Capítulo 3
"Un nuevo día llego, y apenas me pude levantar mi mente no paraba de pensar. Ese despertar en el suelo del cuarto de mis hijos fue más que una simple caída… fue como si alguien encendiera una luz en medio del desorden. A veces, cuando el presente duele o pesa, los recuerdos regresan sin pedir permiso, trayendo consigo todo lo que creímos haber superado. Así, sin darme cuenta, volví atrás… a ese año en que todo empezó. El 2013. A los días en que tomamos decisiones sin saber cuánto nos cambiarían.
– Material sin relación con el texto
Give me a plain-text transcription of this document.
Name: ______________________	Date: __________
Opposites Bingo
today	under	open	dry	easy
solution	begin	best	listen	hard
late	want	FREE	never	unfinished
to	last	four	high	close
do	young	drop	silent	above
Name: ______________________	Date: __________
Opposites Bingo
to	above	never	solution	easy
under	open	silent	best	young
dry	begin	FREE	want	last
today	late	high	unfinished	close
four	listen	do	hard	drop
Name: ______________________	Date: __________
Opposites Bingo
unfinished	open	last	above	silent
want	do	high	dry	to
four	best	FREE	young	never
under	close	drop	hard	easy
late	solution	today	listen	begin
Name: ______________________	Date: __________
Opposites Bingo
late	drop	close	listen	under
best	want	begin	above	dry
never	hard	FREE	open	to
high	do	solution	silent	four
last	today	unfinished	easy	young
Y es ahí donde quiero seguir contándote…
Todo iba muy bien…
Y pensé que la conocía.
Incluso cuando alguien me preguntaba por su carácter o lo caprichosa que podía ser, mi respuesta siempre fue:
“Yo ya la conozco.”
Qué gran mentira.
Hoy sé que uno jamás termina de conocer a una persona.
Era un pequeño detalle, lo conocía… pero no a ese nivel, teníamos diferencias pero no a ese nivel.
Y un día explotó.
Fue la primera discusión.
La primera pelea fuerte.
Resultado: dos heridos.
El culpable: el licor… y la falta de comunicación.
Yo ya la había visto tomada, un poco ebria tal vez…
Pero nunca como esa noche.
Ya no era ella.
Parecía otra persona.
Alguien muy diferente.
Las huellas de esa pelea quedaron marcadas en mis manos.
Aquellos rasguños… son un recuerdo imborrable de nuestra primera guerra.
Desde ese día, algo se rompió en mí.
Mi mente nunca lo olvidó, aunque mi boca dijera que perdonaba.
Y sí, hubo solución… por un tiempo.
Pero volvió a pasar.
Otra vez bajo los efectos del alcohol, otra pelea.
Otra vez las manos que antes se abrazaban… se lastimaban.
La confianza empezó a desmoronarse.
Las reglas que nos pusimos se rompieron.
Y esta vez fui yo quien falló.
Falté a mi hogar por culpa del bendito alcohol.
Y eso solo empeoró lo que ya estaba mal.
Parecía buena idea separarnos, que cada uno siguiera su camino…
Pero no lo hicimos.
Seguimos juntos.
Por inercia.
Por miedo.
O tal vez por costumbre.
Se volvió normal:
Días fallaba yo.
Días fallaba ella.
Y siempre, culpábamos a la botella.
Fueron tantas peleas…
Que el amor pareció haber desaparecido por completo.
Pero había una cláusula que ninguno se atrevía a romper:
la fidelidad.
Acordamos que si uno de los dos era sorprendido en un acto de infidelidad…
sería expulsado del hogar y esa sería la única regla que haría que nos separemos si la rompíamos.
Así lo pactamos.
Vivíamos entre ruinas emocionales.
Nuestros corazones estaban muy dañados.
Y aunque ante las cámaras disimulábamos con sonrisas y abrazos…
nuestra relación ya se había ido al carajo.
No sé cuántas peleas fueron en total.
Pero puedo decir con certeza que hubo una que nos puso los pies sobre la tierra, o hacíamos algo por nuestra familia o esto prácticamente llegaba a su final.
La sabiduría de algunas personas mayores nos ayudó.
Nos impulsaron a buscar ayuda profesional.
Y así llegó la terapia de pareja.
Recuerdo perfectamente lo que dijo la psicóloga en la primera sesión:
“Ustedes díganme si de verdad van a luchar por su relación y su familia… o mejor no me hagan perder el tiempo.”
Duro.
Directo.
Quizá fuera de lugar.
Pero fueron las palabras que necesitábamos escuchar.
Los meses siguientes fueron difíciles.
Cada tarea, cada ejercicio… era un reto emocional.
Pero el tiempo pasó.
Y la terapia terminó.
Crecimos.
Aprendimos.
Nos entendimos como nunca antes.
La dedicación que cada uno ponía en su parte del proceso…
era la prueba de que aún queríamos luchar por nuestra familia.
Pasaron los días…
Y ambos cambiamos tanto, que a veces ya no recordaba cómo empezó todo.
Ese sentimiento, ese fuego poco a poco se volvió a encender y crecía poco a poco una vez más
Ahora, era momento de dar un paso más:
formalizar lo que habíamos reconstruido.
Vivíamos juntos, ya varios años pero no estábamos casados, ni civil ni por la iglesia.
Y ese sería nuestro siguiente tema a resolver.
Nuestra siguiente etapa como pareja.